ScripThreads was written in C++ and it employs both a supervised and an unsupervised approach to textual analysis. It is “trained” to identify characters and scenes, and the length and numbers of appearances in any given script. It first runs through screenplay lines to determine if they indicate a character, and then marks the beginning and end of a scene, and generates data for each scene identifying the characters present, and the length of each scene in relation to length of script. This data then produces four different types of visualizations marking character connectivity, presence, absence, and the option to export a CSV with character and scene statistics.
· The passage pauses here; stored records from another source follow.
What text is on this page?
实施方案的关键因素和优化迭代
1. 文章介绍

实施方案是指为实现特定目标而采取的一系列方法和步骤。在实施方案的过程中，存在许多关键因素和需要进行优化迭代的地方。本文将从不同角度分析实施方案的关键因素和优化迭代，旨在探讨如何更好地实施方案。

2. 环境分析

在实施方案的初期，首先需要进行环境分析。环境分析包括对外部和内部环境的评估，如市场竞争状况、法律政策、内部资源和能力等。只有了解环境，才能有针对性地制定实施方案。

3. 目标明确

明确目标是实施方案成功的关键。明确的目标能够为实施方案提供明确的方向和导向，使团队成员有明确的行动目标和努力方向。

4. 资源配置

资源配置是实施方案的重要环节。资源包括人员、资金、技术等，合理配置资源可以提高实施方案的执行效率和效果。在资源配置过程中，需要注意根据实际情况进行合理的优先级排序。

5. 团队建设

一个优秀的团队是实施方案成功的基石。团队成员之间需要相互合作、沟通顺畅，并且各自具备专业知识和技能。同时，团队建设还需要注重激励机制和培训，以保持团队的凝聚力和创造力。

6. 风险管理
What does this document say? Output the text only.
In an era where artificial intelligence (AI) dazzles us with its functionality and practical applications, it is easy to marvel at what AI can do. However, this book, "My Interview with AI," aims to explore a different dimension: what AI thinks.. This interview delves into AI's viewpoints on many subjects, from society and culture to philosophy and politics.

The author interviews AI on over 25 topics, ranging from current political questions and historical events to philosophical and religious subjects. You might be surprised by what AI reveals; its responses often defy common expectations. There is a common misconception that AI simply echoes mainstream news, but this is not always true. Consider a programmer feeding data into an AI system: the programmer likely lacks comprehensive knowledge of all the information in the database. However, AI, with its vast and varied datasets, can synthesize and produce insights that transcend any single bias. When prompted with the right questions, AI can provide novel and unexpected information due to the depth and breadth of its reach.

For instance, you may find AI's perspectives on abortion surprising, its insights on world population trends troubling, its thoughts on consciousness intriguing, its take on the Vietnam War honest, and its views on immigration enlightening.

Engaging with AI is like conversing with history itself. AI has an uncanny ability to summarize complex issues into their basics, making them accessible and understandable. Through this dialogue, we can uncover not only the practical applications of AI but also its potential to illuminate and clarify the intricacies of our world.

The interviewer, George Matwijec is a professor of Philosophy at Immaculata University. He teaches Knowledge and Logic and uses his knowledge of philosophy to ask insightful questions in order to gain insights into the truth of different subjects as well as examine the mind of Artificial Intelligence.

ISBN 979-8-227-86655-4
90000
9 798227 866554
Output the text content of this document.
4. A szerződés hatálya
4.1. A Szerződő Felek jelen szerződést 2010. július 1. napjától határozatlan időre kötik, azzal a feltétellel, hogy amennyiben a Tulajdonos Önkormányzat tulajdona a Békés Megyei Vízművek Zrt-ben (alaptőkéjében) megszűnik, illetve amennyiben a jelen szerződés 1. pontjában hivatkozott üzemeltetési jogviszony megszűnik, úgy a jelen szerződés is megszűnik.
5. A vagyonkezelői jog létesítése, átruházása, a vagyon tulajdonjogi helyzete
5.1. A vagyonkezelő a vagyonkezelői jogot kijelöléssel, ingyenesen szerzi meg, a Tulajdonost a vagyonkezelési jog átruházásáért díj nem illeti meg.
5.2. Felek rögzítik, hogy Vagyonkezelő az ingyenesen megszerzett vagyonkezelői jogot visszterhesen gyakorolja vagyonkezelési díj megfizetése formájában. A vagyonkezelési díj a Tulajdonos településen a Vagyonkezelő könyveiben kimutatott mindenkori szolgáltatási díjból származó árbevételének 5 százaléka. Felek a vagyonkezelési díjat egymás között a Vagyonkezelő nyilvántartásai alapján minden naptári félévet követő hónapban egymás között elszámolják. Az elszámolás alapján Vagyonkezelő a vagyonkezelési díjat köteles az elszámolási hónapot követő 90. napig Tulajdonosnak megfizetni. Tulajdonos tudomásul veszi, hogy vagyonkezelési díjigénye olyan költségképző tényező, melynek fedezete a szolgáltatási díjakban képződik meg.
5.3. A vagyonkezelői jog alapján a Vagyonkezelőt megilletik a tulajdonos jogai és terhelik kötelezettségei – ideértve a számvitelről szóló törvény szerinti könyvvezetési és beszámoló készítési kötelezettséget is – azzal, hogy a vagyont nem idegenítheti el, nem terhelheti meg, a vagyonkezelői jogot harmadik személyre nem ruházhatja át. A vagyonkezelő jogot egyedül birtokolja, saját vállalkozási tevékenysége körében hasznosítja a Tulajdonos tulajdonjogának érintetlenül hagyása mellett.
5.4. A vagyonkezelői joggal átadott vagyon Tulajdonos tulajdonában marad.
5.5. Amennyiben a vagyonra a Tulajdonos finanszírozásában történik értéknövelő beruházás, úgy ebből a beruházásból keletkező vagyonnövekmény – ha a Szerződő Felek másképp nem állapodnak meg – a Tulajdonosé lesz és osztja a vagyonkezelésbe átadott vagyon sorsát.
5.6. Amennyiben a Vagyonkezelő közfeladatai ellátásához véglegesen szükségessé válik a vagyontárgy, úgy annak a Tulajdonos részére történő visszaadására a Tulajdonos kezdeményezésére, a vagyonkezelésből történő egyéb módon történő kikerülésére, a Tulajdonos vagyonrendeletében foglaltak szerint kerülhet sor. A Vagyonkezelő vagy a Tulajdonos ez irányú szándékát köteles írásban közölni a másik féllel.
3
Most of the paper is dedicated to models of visualization extensive analysis presenting a case study for each visualization in an effort to convince that the tool enhances close reading and facilitates distant reading of screenplays. The paper analyzes two Lawrence Kasdan films using visualizations by ScriptThreads, focusing on the film Grand Canyon as a case study. The graphs reveal several patterns, such as the centrality of a character and presence of female characters. The latter is confirmed in each type of visualization produced. The Distant Reading Case Study reveals historical and genre patterns of the “hyper-protagonist” that confirm and challenge existing works.
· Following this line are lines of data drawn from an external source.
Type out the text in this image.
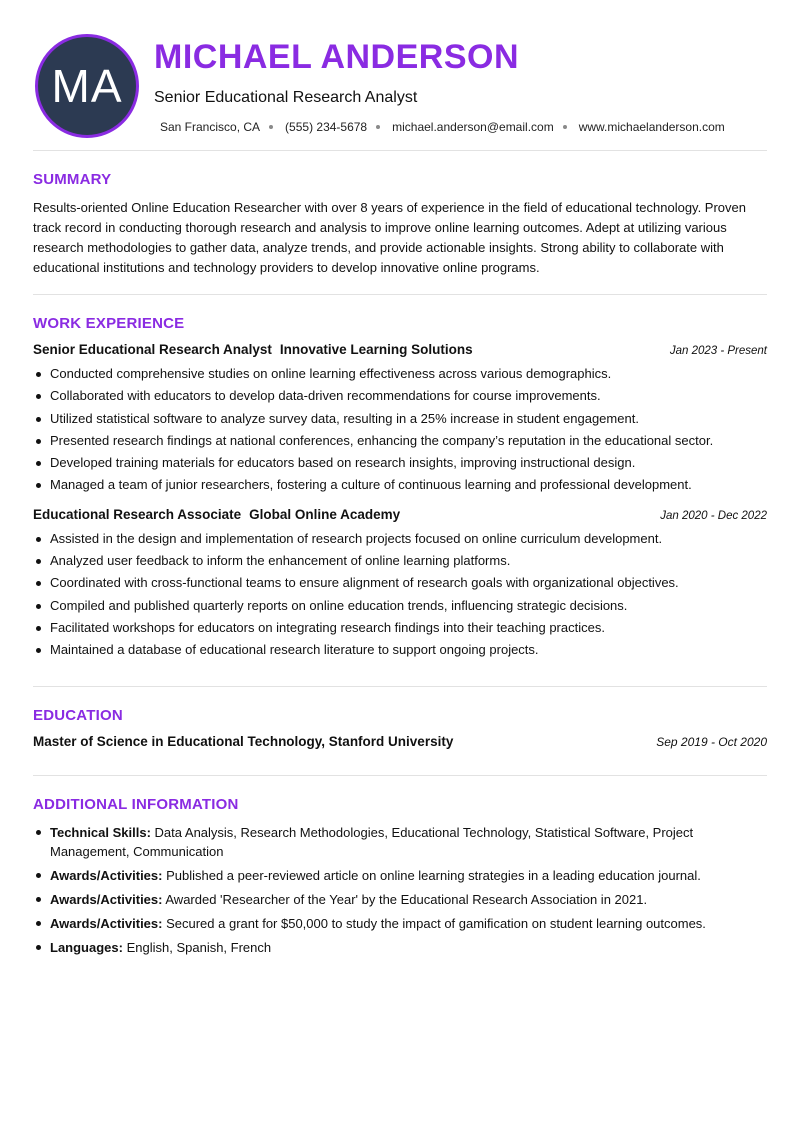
MA
MICHAEL ANDERSON
Senior Educational Research Analyst
San Francisco, CA (555) 234-5678 michael.anderson@email.com www.michaelanderson.com
SUMMARY

Results-oriented Online Education Researcher with over 8 years of experience in the field of educational technology. Proven track record in conducting thorough research and analysis to improve online learning outcomes. Adept at utilizing various research methodologies to gather data, analyze trends, and provide actionable insights. Strong ability to collaborate with educational institutions and technology providers to develop innovative online programs.

WORK EXPERIENCE
Senior Educational Research Analyst Innovative Learning Solutions	Jan 2023 - Present
Conducted comprehensive studies on online learning effectiveness across various demographics.
Collaborated with educators to develop data-driven recommendations for course improvements.
Utilized statistical software to analyze survey data, resulting in a 25% increase in student engagement.
Presented research findings at national conferences, enhancing the company’s reputation in the educational sector.
Developed training materials for educators based on research insights, improving instructional design.
Managed a team of junior researchers, fostering a culture of continuous learning and professional development.
Educational Research Associate Global Online Academy	Jan 2020 - Dec 2022
Assisted in the design and implementation of research projects focused on online curriculum development.
Analyzed user feedback to inform the enhancement of online learning platforms.
Coordinated with cross-functional teams to ensure alignment of research goals with organizational objectives.
Compiled and published quarterly reports on online education trends, influencing strategic decisions.
Facilitated workshops for educators on integrating research findings into their teaching practices.
Maintained a database of educational research literature to support ongoing projects.
EDUCATION
Master of Science in Educational Technology, Stanford University	Sep 2019 - Oct 2020
ADDITIONAL INFORMATION
Technical Skills: Data Analysis, Research Methodologies, Educational Technology, Statistical Software, Project Management, Communication
Awards/Activities: Published a peer-reviewed article on online learning strategies in a leading education journal.
Awards/Activities: Awarded 'Researcher of the Year' by the Educational Research Association in 2021.
Awards/Activities: Secured a grant for $50,000 to study the impact of gamification on student learning outcomes.
Languages: English, Spanish, French
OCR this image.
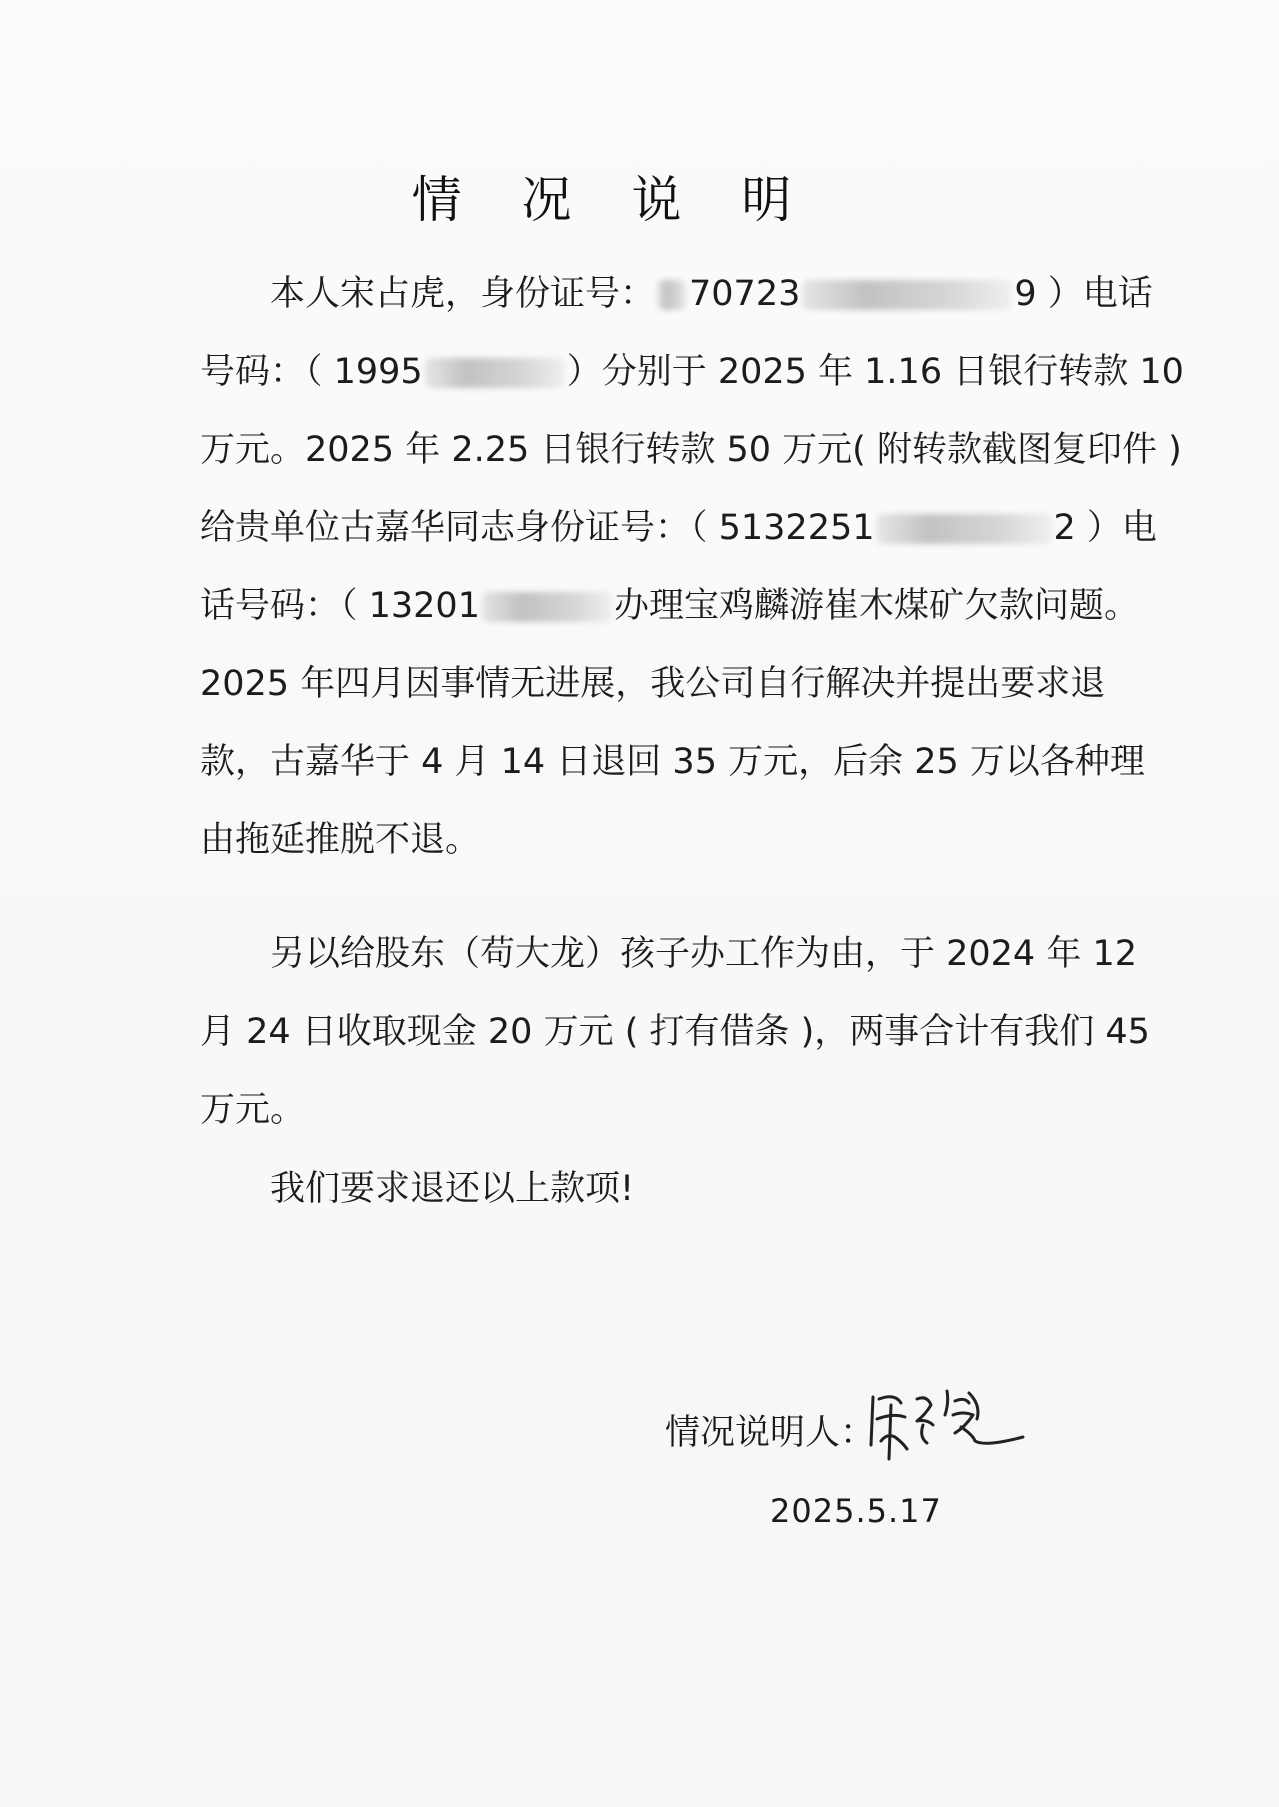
情 况 说 明
本人宋占虎，身份证号： 70723	9 ）电话
号码：（ 1995	）分别于 2025 年 1.16 日银行转款 10
万元。2025 年 2.25 日银行转款 50 万元( 附转款截图复印件 )
给贵单位古嘉华同志身份证号：（ 5132251	2 ）电
话号码：（ 13201	办理宝鸡麟游崔木煤矿欠款问题。
2025 年四月因事情无进展，我公司自行解决并提出要求退
款，古嘉华于 4 月 14 日退回 35 万元，后余 25 万以各种理
由拖延推脱不退。
另以给股东（苟大龙）孩子办工作为由，于 2024 年 12
月 24 日收取现金 20 万元 ( 打有借条 )，两事合计有我们 45
万元。
我们要求退还以上款项!
情况说明人：
2025.5.17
I downloaded the ScripThreads prototype to parse and visualize a few screenplays I found online, but I was unsuccessful. The limitations of my technical skills are probably just as responsible as the glitches in the prototype, but there are currently two versions of ScripThreads on the site that seem to have attempted to address errors. This suggests that the project might still be active. I selected this piece hoping that it would allow for quick analysis and visualization of a large corpus of screenplays. What I found is that ScripThreads is too limited for such an analysis. As the authors write, it is meant to enhance close and distant reading of scripts, ideally along several other existing tools. There are limitations to ScripThreads even as a visualization tool. Although it parses text, it can only identify scenes and characters and each script needs to be run individually. I think the analysis that the tool facilitates is very specific and might all have already been covered in this article.